Elle essaya de deviner si sa voix était hostile ou méfiante, mais elle était juste étonnée.

— Désolée de venir t’importuner, dit-elle, mais j’ai besoin que tu me rendes un service. Je sais que je t’ai déjà causé pas mal de problèmes et je comprendrais que tu refuses — mais je ne peux compter que sur toi, Ilan.

Sans lui laisser le temps de répondre, elle lui expliqua de quoi il retournait. Puis elle attendit. Pendant un long moment, il resta silencieux.

— Je ne te promets rien, dit-il. Mais je vais voir ce que je peux faire.

— Papa, c’est qui ?

Une voix de petite fille près du téléphone. Un signal d’appel en même temps.

— C’est personne, ma puce.

Sur ces mots, il raccrocha.

Elle prit le second appel.

— Allô ?

— Christine ? C’est Guillaumot.

Son cœur tomba dans sa poitrine : la voix était aussi dépourvue de chaleur humaine qu’un hiver dans le Yukon.

— La police m’a appelé hier. Ils m’ont posé des questions à ton sujet, ils m’ont aussi dit ce que tu avais fait. J’ai ensuite appelé Cordélia. Elle m’a expliqué ce qui s’était passé pendant le week-end, qu’elle avait porté plainte à la police puis finalement retiré sa plainte. (Un soupir à l’autre bout.) Putain, comment tu as pu faire une chose pareille ? C’est… c’est… On savait tous ici que tu avais un putain de caractère, mais ça… ça… c’est… je n’arrive toujours pas à le croire… (Il émit un grincement dans l’appareil, comme s’il avait une subite rage de dents.) Inutile que tu viennes à la radio demain matin. Ni après-demain. Ni aucun autre jour… Nous allons entamer une procédure de licenciement pour faute grave et engager des poursuites contre toi.

Un temps.

— Peut-être que cette gamine estime que tu as eu ce que tu méritais mais pas moi : ta conduite est un gros préjudice pour l’image de la station. Je te conseille de te trouver un bon avocat… Espèce de sale pute cinglée

23.

Leitmotiv

Servaz avait rarement vu une telle quantité de neige en plaine. Un type à la radio était justement en train d’expliquer que, cet hiver, les chutes étaient exceptionnelles. Comme d’habitude, tout le monde se demandait si cela avait un rapport avec le changement climatique. Le froid, la chaleur, les inondations, les sécheresses… Les journalistes adoraient le réchauffement climatique — tout comme ils adoraient les crises économiques, les révolutions arabes, les faillites des banques, les braquages de bijouteries…

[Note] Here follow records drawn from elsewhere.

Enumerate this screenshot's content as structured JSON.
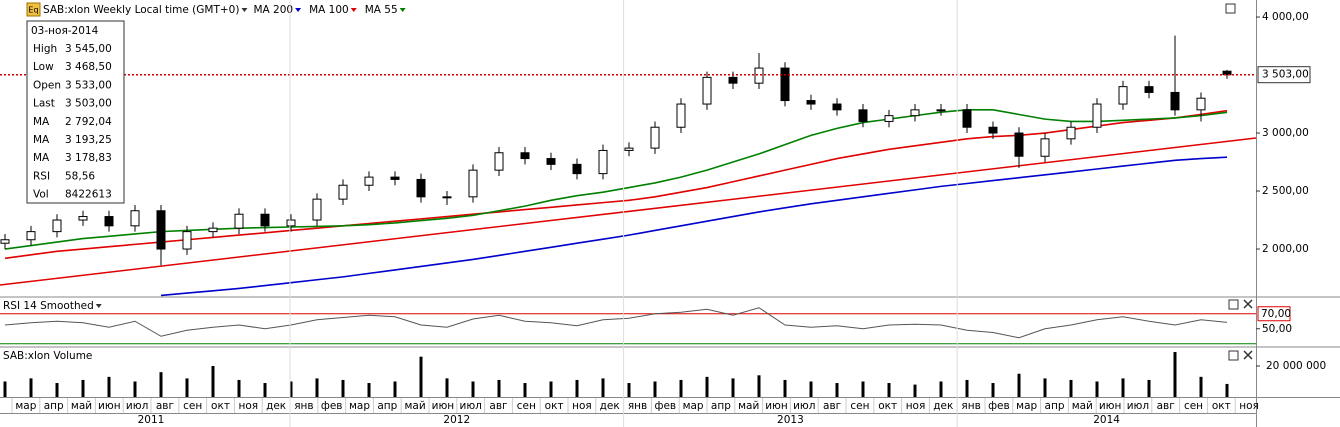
{
  "icon": "Eq",
  "info_panel": {
    "date": "03-ноя-2014",
    "rows": [
      {
        "label": "High",
        "value": "3 545,00"
      },
      {
        "label": "Low",
        "value": "3 468,50"
      },
      {
        "label": "Open",
        "value": "3 533,00"
      },
      {
        "label": "Last",
        "value": "3 503,00"
      },
      {
        "label": "MA",
        "value": "2 792,04",
        "color": "#0000cc"
      },
      {
        "label": "MA",
        "value": "3 193,25",
        "color": "#e00000"
      },
      {
        "label": "MA",
        "value": "3 178,83",
        "color": "#008000"
      },
      {
        "label": "RSI",
        "value": "58,56"
      },
      {
        "label": "Vol",
        "value": "8422613"
      }
    ]
  },
  "x_axis": {
    "years": [
      {
        "year": "2011",
        "months": [
          "мар",
          "апр",
          "май",
          "июн",
          "июл",
          "авг",
          "сен",
          "окт",
          "ноя",
          "дек"
        ]
      },
      {
        "year": "2012",
        "months": [
          "янв",
          "фев",
          "мар",
          "апр",
          "май",
          "июн",
          "июл",
          "авг",
          "сен",
          "окт",
          "ноя",
          "дек"
        ]
      },
      {
        "year": "2013",
        "months": [
          "янв",
          "фев",
          "мар",
          "апр",
          "май",
          "июн",
          "июл",
          "авг",
          "сен",
          "окт",
          "ноя",
          "дек"
        ]
      },
      {
        "year": "2014",
        "months": [
          "янв",
          "фев",
          "мар",
          "апр",
          "май",
          "июн",
          "июл",
          "авг",
          "сен",
          "окт",
          "ноя"
        ]
      }
    ]
  },
  "chart_data": [
    {
      "type": "candlestick",
      "title": "SAB:xlon Weekly Local time (GMT+0)",
      "ylim": [
        1595,
        4147
      ],
      "yticks": [
        {
          "value": 2000,
          "label": "2 000,00"
        },
        {
          "value": 2500,
          "label": "2 500,00"
        },
        {
          "value": 3000,
          "label": "3 000,00"
        },
        {
          "value": 4000,
          "label": "4 000,00"
        }
      ],
      "open": [
        2050,
        2080,
        2150,
        2250,
        2280,
        2200,
        2330,
        2000,
        2150,
        2180,
        2300,
        2200,
        2250,
        2430,
        2550,
        2620,
        2600,
        2450,
        2450,
        2680,
        2830,
        2780,
        2730,
        2650,
        2850,
        2870,
        3050,
        3250,
        3480,
        3430,
        3560,
        3280,
        3250,
        3200,
        3100,
        3150,
        3200,
        3200,
        3050,
        3000,
        2800,
        2950,
        3050,
        3250,
        3400,
        3350,
        3200,
        3533
      ],
      "high": [
        2130,
        2200,
        2300,
        2330,
        2330,
        2380,
        2380,
        2200,
        2230,
        2350,
        2350,
        2300,
        2480,
        2600,
        2670,
        2670,
        2650,
        2500,
        2730,
        2880,
        2880,
        2830,
        2780,
        2900,
        2920,
        3100,
        3300,
        3530,
        3530,
        3690,
        3610,
        3330,
        3300,
        3250,
        3200,
        3250,
        3250,
        3250,
        3100,
        3050,
        3000,
        3100,
        3300,
        3450,
        3450,
        3840,
        3350,
        3545
      ],
      "low": [
        2000,
        2030,
        2100,
        2200,
        2150,
        2150,
        1860,
        1950,
        2100,
        2130,
        2150,
        2150,
        2200,
        2380,
        2500,
        2550,
        2400,
        2380,
        2400,
        2630,
        2730,
        2680,
        2600,
        2600,
        2800,
        2820,
        3000,
        3200,
        3380,
        3380,
        3230,
        3200,
        3150,
        3050,
        3050,
        3100,
        3150,
        3000,
        2950,
        2700,
        2750,
        2900,
        3000,
        3200,
        3300,
        3150,
        3100,
        3468.5
      ],
      "close": [
        2080,
        2150,
        2250,
        2280,
        2200,
        2330,
        2000,
        2150,
        2180,
        2300,
        2200,
        2250,
        2430,
        2550,
        2620,
        2600,
        2450,
        2450,
        2680,
        2830,
        2780,
        2730,
        2650,
        2850,
        2870,
        3050,
        3250,
        3480,
        3430,
        3560,
        3280,
        3250,
        3200,
        3100,
        3150,
        3200,
        3200,
        3050,
        3000,
        2800,
        2950,
        3050,
        3250,
        3400,
        3350,
        3200,
        3300,
        3503
      ],
      "up_color": "#ffffff",
      "down_color": "#000000",
      "series": [
        {
          "name": "MA 200",
          "color": "#0000cc",
          "values": [
            null,
            null,
            null,
            null,
            null,
            null,
            1600,
            1620,
            1640,
            1660,
            1685,
            1710,
            1735,
            1760,
            1790,
            1820,
            1850,
            1880,
            1910,
            1945,
            1980,
            2015,
            2050,
            2085,
            2120,
            2160,
            2200,
            2240,
            2280,
            2320,
            2355,
            2390,
            2420,
            2450,
            2480,
            2510,
            2540,
            2565,
            2590,
            2615,
            2640,
            2665,
            2690,
            2715,
            2740,
            2765,
            2780,
            2792.04
          ]
        },
        {
          "name": "MA 100",
          "color": "#e00000",
          "values": [
            1920,
            1950,
            1980,
            2000,
            2020,
            2040,
            2060,
            2080,
            2100,
            2120,
            2140,
            2160,
            2180,
            2200,
            2220,
            2240,
            2260,
            2280,
            2300,
            2320,
            2340,
            2360,
            2380,
            2400,
            2420,
            2450,
            2490,
            2530,
            2580,
            2630,
            2680,
            2730,
            2780,
            2820,
            2860,
            2890,
            2920,
            2950,
            2970,
            2980,
            3000,
            3030,
            3060,
            3090,
            3110,
            3130,
            3160,
            3193.25
          ]
        },
        {
          "name": "MA 55",
          "color": "#008000",
          "values": [
            2000,
            2030,
            2060,
            2090,
            2110,
            2130,
            2150,
            2160,
            2170,
            2180,
            2185,
            2190,
            2195,
            2200,
            2210,
            2225,
            2245,
            2265,
            2290,
            2330,
            2370,
            2420,
            2460,
            2490,
            2530,
            2570,
            2620,
            2680,
            2750,
            2820,
            2900,
            2980,
            3040,
            3090,
            3120,
            3150,
            3180,
            3200,
            3200,
            3160,
            3120,
            3100,
            3100,
            3110,
            3120,
            3130,
            3150,
            3178.83
          ]
        }
      ],
      "trendline": {
        "start": 1690,
        "end": 2957,
        "color": "#e00000"
      },
      "last_price": {
        "value": 3503,
        "label": "3 503,00",
        "color": "#cc0000"
      }
    },
    {
      "type": "line",
      "title": "RSI 14 Smoothed",
      "ylim": [
        27,
        91
      ],
      "color": "#555555",
      "yticks": [
        {
          "value": 50,
          "label": "50,00"
        }
      ],
      "levels": [
        {
          "value": 70,
          "label": "70,00",
          "color": "#e00000"
        },
        {
          "value": 30,
          "color": "#008000"
        }
      ],
      "values": [
        55,
        58,
        60,
        58,
        52,
        60,
        40,
        48,
        52,
        55,
        50,
        55,
        62,
        65,
        68,
        66,
        55,
        52,
        63,
        68,
        60,
        58,
        54,
        62,
        64,
        70,
        72,
        76,
        68,
        78,
        55,
        52,
        54,
        50,
        55,
        56,
        55,
        48,
        45,
        38,
        50,
        55,
        62,
        66,
        60,
        55,
        62,
        58.56
      ]
    },
    {
      "type": "bar",
      "title": "SAB:xlon Volume",
      "ylim": [
        0,
        31600000
      ],
      "color": "#000000",
      "yticks": [
        {
          "value": 20000000,
          "label": "20 000 000"
        }
      ],
      "values": [
        10000000,
        12000000,
        9000000,
        11000000,
        13000000,
        10000000,
        16000000,
        12000000,
        20000000,
        11000000,
        9000000,
        10000000,
        12000000,
        11000000,
        9000000,
        10000000,
        26000000,
        12000000,
        10000000,
        11000000,
        9000000,
        10000000,
        11000000,
        12000000,
        9000000,
        10000000,
        11000000,
        13000000,
        12000000,
        14000000,
        11000000,
        10000000,
        9000000,
        10000000,
        9000000,
        8000000,
        10000000,
        11000000,
        9000000,
        15000000,
        12000000,
        11000000,
        10000000,
        12000000,
        11000000,
        29000000,
        13000000,
        8422613
      ]
    }
  ]
}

Il roulait à travers des étendues blanches immaculées, le long de lignes d’arbres déshabillées par l’hiver, avec pour seule compagnie la musique de ce bon vieux Gustav. Le ciel gris formait une deuxième plaine inversée au-dessus de lui, avec ses collines de nuages. Cette partie centrale de la région n’était pas aussi pittoresque que le sud du département, où la barrière des Pyrénées se dressait comme une muraille de Chine naturelle, ni que le pays albigeois, plus vallonné et boisé — ou encore que l’est du pays toulousain, qui se faufilait dans des vallées sauvages avant de redescendre vers les rivages accueillants de la Méditerranée. Elle était juste… monotone. Au milieu d’une longue ligne droite, il quitta la nationale pour une route plus étroite et en mauvais état et, trois kilomètres plus loin, il vit la ferme sur sa droite. Servaz s’engagea prudemment sur la neige, en se disant que, s’il restait en rade, le tracteur qu’il apercevait là-bas viendrait le sortir du pétrin.

Il se gara devant le long bâtiment d’habitation dont le ciment gris n’avait jamais vu une couche de peinture et descendit.

Releva son col, saisi par l’humidité et par le froid.

Avant même d’être entré, il eut une vision de l’enfance et de la jeunesse de Célia Jablonka dans cet endroit loin de tout ce qui peut égayer les longues journées d’une adolescente. Eut une compréhension spontanée de la nature de son ambition. De ses rêves de gosse à l’imagination trop grande pour un cadre aussi étriqué.